Speaking earlier this month, Egypt’s Grand Mufti Shawqi Ibrahim Abdel-Karim Allam claimed that Dar Al-Ifta had gathered close to 320 takfirist fatwas, which brand other Muslims as apostates, and was in the process of responding to these in order to correct religious misconceptions. Allam said that these fatwas were misguided and represented a danger to post-revolutionary society.
Shaheen has lately tried to distance himself from his earlier fatwa, saying that “ideological conflict” does not merit divorce. He added: “A Muslim Brotherhood wife who brings up her children in this ideology but in a peaceful manner need not be divorced.”
But he added: “Muslim Brotherhood wives who incite against the military and police and who rejoice at the deaths of police officers and soldiers . . . must be divorced.”

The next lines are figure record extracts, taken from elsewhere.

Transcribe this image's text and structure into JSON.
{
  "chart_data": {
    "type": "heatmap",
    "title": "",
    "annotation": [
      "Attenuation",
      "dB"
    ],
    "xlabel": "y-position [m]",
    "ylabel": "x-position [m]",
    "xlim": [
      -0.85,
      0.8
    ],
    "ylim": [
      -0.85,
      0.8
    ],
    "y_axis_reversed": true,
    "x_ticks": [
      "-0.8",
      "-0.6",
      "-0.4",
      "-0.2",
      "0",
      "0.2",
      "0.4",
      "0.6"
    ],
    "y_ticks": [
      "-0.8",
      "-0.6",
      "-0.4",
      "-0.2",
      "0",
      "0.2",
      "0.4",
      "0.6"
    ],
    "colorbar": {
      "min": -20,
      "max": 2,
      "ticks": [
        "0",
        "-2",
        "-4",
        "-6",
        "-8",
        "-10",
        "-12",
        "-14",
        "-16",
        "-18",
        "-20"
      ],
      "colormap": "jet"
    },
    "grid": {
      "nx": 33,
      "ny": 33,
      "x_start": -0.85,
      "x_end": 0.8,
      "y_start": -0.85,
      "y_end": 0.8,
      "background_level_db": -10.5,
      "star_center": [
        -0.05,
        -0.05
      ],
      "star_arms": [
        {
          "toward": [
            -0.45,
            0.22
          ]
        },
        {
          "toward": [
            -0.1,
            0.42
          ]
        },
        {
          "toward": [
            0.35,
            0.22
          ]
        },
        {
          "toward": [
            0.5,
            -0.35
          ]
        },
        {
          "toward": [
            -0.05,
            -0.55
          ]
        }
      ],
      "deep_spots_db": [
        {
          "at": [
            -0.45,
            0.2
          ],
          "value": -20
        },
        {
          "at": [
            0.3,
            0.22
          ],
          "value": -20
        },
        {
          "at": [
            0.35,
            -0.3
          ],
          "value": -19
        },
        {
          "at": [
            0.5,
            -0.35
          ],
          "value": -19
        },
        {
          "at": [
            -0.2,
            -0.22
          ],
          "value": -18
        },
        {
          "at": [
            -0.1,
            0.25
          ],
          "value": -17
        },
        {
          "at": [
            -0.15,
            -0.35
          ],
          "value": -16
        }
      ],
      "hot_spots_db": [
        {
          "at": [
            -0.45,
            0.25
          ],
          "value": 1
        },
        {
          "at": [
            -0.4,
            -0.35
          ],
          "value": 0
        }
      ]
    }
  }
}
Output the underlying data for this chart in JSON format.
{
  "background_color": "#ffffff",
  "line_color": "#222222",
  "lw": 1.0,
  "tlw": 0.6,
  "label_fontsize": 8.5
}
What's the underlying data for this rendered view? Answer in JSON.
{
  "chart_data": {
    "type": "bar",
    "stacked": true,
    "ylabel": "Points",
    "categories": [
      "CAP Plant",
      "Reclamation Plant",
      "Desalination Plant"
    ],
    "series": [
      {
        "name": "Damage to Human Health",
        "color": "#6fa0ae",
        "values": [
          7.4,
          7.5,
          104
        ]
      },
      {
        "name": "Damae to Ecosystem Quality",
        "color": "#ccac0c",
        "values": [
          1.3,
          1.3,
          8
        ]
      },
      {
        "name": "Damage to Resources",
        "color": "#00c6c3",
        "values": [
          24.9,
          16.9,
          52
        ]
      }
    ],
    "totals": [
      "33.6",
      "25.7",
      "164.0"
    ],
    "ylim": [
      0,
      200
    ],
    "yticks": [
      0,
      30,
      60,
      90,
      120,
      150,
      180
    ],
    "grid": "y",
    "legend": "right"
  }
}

Dr. Souad Saleh, an Al-Azhar University professor who presents the television program Women’s Jurisprudence said that any man who discovered that his fiancée was a member of the Brotherhood should immediately call off the wedding, and added: “God will give you better than her.”
Many Egyptian sociologists have warned against the increasing state of polarization in Egyptian society, particularly the interim government’s escalating crackdown against the Brotherhood. Political experts on both sides of the divide have warned of this Egyptian “McCarthyism,” which has seen an unprecedented number of terrorist and espionage cases being investigated and prosecuted in post-Mursi Egypt.
However Sheikh Hamdan, the Cairo coffee house regular, has not heard of McCarthyism. He said: “They have many tricks up their sleeves!”